The book contains a few apparently random photos of people without any figure numbers indicating any relationship to the text of the book. So no reason to really care are look why they were included. Sure some of the text probably referenced the people, but it references practically every person the author had known or had notes about. It is mostly names in the 13 page index, with multiple random page references to them.

This basically described the organization of the book. The artsy balderdash of the table of contents further demonstrates the author’s deliberate decision to randomly but potentially with some general historical to contemporary basis.

He tells us things that are kind of a “so?” or “duh” in response, the drugs, the sex, the AIDs devastation, but doesn’t really tell us anything profound or unexpected about anyone.

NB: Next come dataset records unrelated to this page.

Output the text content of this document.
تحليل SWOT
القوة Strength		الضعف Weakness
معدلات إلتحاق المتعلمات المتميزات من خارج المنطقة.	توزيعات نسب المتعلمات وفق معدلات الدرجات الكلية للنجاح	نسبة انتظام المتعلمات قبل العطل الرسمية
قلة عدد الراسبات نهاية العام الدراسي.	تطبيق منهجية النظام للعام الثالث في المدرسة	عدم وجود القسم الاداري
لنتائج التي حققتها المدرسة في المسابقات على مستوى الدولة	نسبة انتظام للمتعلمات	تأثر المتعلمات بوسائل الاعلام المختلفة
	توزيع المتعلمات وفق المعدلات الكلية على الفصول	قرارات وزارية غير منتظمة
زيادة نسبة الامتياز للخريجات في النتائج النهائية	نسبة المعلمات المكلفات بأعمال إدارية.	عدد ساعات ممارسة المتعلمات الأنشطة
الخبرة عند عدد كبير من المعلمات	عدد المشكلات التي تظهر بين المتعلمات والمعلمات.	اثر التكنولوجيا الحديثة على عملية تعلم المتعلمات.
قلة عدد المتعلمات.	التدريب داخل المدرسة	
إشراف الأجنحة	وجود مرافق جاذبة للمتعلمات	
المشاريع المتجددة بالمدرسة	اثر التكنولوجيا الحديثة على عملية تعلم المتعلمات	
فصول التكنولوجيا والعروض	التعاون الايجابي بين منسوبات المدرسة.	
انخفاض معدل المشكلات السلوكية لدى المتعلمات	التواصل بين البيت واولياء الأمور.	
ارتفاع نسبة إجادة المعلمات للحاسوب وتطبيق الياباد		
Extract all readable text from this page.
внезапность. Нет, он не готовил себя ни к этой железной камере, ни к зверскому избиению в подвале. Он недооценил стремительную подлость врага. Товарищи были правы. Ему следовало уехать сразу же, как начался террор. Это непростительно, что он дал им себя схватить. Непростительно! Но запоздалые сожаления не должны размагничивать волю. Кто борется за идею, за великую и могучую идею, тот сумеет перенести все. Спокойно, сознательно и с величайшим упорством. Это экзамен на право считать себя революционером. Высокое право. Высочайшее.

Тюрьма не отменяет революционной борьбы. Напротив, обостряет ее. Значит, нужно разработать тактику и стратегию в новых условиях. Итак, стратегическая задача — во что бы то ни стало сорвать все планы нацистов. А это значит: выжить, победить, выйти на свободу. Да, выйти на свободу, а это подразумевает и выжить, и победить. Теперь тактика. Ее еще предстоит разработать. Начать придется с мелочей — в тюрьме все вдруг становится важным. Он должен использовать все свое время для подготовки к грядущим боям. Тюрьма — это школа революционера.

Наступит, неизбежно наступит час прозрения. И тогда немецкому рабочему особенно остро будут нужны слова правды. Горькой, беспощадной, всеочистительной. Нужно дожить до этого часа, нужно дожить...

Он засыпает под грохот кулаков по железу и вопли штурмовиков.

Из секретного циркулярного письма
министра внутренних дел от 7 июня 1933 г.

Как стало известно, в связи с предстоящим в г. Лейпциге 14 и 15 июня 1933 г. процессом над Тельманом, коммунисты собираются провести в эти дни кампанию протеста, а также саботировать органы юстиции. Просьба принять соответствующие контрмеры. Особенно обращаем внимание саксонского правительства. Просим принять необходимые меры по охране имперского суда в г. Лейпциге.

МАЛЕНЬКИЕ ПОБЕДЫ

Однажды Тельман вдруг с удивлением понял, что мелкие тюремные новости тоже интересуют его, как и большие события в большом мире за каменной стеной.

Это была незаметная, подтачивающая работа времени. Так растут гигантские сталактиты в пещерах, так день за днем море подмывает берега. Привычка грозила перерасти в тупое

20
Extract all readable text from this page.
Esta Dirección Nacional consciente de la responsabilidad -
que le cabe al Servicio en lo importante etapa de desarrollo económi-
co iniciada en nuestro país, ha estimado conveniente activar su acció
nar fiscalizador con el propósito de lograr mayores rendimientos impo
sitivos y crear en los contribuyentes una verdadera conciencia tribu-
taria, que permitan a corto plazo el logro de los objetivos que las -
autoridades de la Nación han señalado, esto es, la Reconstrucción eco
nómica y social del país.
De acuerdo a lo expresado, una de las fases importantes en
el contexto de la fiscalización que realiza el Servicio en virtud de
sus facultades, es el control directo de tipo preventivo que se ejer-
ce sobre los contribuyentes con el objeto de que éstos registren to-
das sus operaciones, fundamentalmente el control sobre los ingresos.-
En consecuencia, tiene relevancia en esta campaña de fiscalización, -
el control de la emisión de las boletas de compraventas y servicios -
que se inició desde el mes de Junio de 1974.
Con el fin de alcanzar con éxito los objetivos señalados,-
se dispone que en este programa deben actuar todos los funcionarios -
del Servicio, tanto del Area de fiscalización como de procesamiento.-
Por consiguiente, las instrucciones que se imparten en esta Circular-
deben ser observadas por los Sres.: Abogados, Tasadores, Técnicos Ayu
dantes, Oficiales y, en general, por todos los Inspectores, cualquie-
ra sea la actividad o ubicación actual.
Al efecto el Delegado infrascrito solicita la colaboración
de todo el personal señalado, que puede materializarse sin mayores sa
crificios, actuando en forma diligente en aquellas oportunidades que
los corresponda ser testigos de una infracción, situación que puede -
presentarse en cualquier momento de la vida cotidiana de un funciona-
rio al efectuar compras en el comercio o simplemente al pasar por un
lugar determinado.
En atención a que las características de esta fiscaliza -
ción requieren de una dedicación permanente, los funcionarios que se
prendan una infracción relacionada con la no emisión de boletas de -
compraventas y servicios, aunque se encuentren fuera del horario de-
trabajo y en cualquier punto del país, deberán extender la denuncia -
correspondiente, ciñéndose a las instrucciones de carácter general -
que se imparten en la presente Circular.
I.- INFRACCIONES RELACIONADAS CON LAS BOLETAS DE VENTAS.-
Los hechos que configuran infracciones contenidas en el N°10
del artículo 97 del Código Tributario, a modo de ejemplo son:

Fun to see that photographer A was technically incompetent but got a pass anyway because of an “artistic eye” and so became well paid and famous while all the assistants (women often) did all the actual work setting the lighting and getting the camera ready. A long standing tradition; exploit employees, fake it until you make it. Find a true believer to pitch you to others with power to hire. Then you die — or become yesterday’s style.

No news here. Mainly a garden salad of naming names of photographers, models, celebrities in a tiny isolated self-involved world of their own.